BOSTON – Spire Global shared early data from new Global Navigation Satellite System (GNSS) Reflectometry cubesats at the American Meteorological Society conference here.
Spire launched two GNSS Reflectometry cubesats Dec. 11 on an Indian Polar Satellite Launch Vehicle. The spacecraft, equipped with bistatic radars to observe how GNSS signals scatter after bouncing off Earth surface features, began collecting data Jan. 2. “Everything is working well,” Dallas Masters, Spire GNSS program manager, told SpaceNews.

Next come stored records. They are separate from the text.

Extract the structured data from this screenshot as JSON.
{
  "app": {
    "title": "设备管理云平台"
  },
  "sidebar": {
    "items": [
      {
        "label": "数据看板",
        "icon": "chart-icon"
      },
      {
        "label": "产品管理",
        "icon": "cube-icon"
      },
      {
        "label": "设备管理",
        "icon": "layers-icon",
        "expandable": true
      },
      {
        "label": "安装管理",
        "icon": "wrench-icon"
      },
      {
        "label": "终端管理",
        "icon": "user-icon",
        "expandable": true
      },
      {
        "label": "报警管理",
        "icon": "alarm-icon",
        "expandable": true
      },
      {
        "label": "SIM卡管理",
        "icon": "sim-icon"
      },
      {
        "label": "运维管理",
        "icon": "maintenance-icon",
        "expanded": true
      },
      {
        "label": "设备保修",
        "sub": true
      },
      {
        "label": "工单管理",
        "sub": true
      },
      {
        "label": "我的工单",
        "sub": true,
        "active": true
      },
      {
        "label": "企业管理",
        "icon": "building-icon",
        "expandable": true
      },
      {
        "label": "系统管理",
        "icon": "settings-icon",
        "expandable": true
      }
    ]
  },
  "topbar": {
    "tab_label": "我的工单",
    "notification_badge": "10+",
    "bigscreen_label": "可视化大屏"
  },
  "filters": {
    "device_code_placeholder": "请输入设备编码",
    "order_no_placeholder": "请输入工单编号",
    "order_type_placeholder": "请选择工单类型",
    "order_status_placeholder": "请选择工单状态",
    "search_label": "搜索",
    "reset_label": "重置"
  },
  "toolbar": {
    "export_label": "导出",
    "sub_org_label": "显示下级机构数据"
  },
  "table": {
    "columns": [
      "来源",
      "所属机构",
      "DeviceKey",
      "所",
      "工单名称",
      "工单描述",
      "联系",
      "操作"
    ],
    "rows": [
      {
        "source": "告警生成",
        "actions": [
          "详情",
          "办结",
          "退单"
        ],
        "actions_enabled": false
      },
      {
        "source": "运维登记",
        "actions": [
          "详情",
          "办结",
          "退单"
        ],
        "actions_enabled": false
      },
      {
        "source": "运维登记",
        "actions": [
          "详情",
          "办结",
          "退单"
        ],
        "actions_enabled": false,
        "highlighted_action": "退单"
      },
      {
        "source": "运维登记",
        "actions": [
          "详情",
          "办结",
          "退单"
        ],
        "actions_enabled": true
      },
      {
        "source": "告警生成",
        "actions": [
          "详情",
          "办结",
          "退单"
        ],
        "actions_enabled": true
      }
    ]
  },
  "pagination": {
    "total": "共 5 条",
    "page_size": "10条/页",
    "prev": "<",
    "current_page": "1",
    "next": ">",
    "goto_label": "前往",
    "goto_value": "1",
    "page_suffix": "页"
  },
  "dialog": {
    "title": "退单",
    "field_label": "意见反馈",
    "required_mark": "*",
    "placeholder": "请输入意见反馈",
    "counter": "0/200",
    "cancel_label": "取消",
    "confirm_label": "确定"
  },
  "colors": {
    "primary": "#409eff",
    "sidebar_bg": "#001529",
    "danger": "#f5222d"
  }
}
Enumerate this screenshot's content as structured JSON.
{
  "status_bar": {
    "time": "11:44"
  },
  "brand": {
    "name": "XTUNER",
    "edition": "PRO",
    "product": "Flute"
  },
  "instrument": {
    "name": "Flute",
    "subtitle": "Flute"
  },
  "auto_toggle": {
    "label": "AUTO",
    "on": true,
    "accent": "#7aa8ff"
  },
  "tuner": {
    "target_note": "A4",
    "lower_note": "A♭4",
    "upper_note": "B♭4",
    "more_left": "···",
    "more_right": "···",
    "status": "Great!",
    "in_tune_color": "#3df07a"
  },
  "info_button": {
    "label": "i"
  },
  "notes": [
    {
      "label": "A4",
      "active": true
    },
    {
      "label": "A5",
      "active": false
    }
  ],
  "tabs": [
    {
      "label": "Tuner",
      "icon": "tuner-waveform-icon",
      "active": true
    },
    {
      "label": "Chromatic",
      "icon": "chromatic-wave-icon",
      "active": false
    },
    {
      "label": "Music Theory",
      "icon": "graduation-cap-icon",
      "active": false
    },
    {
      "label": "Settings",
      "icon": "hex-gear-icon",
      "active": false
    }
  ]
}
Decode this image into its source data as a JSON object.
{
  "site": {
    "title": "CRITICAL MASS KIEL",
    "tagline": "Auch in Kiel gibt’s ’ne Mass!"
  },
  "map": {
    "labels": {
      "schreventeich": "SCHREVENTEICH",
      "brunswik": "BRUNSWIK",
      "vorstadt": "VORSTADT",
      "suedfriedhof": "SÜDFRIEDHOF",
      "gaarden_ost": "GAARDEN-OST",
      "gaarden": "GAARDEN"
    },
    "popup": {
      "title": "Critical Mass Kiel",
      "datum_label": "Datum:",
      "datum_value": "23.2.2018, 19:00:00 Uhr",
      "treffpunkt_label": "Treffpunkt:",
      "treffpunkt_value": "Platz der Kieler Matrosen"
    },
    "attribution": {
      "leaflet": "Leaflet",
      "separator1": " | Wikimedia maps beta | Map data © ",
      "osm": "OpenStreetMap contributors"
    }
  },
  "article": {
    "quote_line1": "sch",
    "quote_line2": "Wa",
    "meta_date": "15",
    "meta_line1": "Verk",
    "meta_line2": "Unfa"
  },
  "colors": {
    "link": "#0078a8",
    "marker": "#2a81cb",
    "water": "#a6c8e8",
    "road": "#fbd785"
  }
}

With its existing fleet of more than 80 cubesats, Spire gathers GNSS radio occultation weather data in addition to tracking ships and airplanes. The European Space Agency’s Pioneer program, which supports demonstration of new technologies, systems and services, helped fund Spire’s GNSS Reflectometry program.
Spire’s first two GNSS Reflectometry cubesats are technology demonstrators. Spire is developing two more GNSS Reflectometry cubesats to launch later this year, Masters said.
With the second pair of GNSS Reflectometry cubesats, Spire plans to offer sustained monitoring of soil moisture and ocean winds. The data will have important applications for weather forecasting, agriculture, drought monitoring and flood prediction, Masters said.
Spire’s GNSS Reflectometry work was inspired by government programs. In 2014, the United Kingdom launched TechDemoSat-1, a 157-kilogram GNSS Reflectometry satellite built by Surrey Satellite Technology Ltd.
In 2016, NASA launched eight 30-kilogram Cyclone Global Navigation Satellite System (CYGNSS) satellites built by the Southwest Research Institute and the University of Michigan. CYGNSS satellites, designed primarily to track ocean winds, have proven valuable for soil moisture and flood monitoring.
Spire’s GNSS Reflectometry cubesats measure reflected signals from GNSS constellations including the U.S. Global Positioning System, Russia’s Global Navigation Satellite System, Europe’s Galileo, Japan’s Quasi-Zenith Satellite System.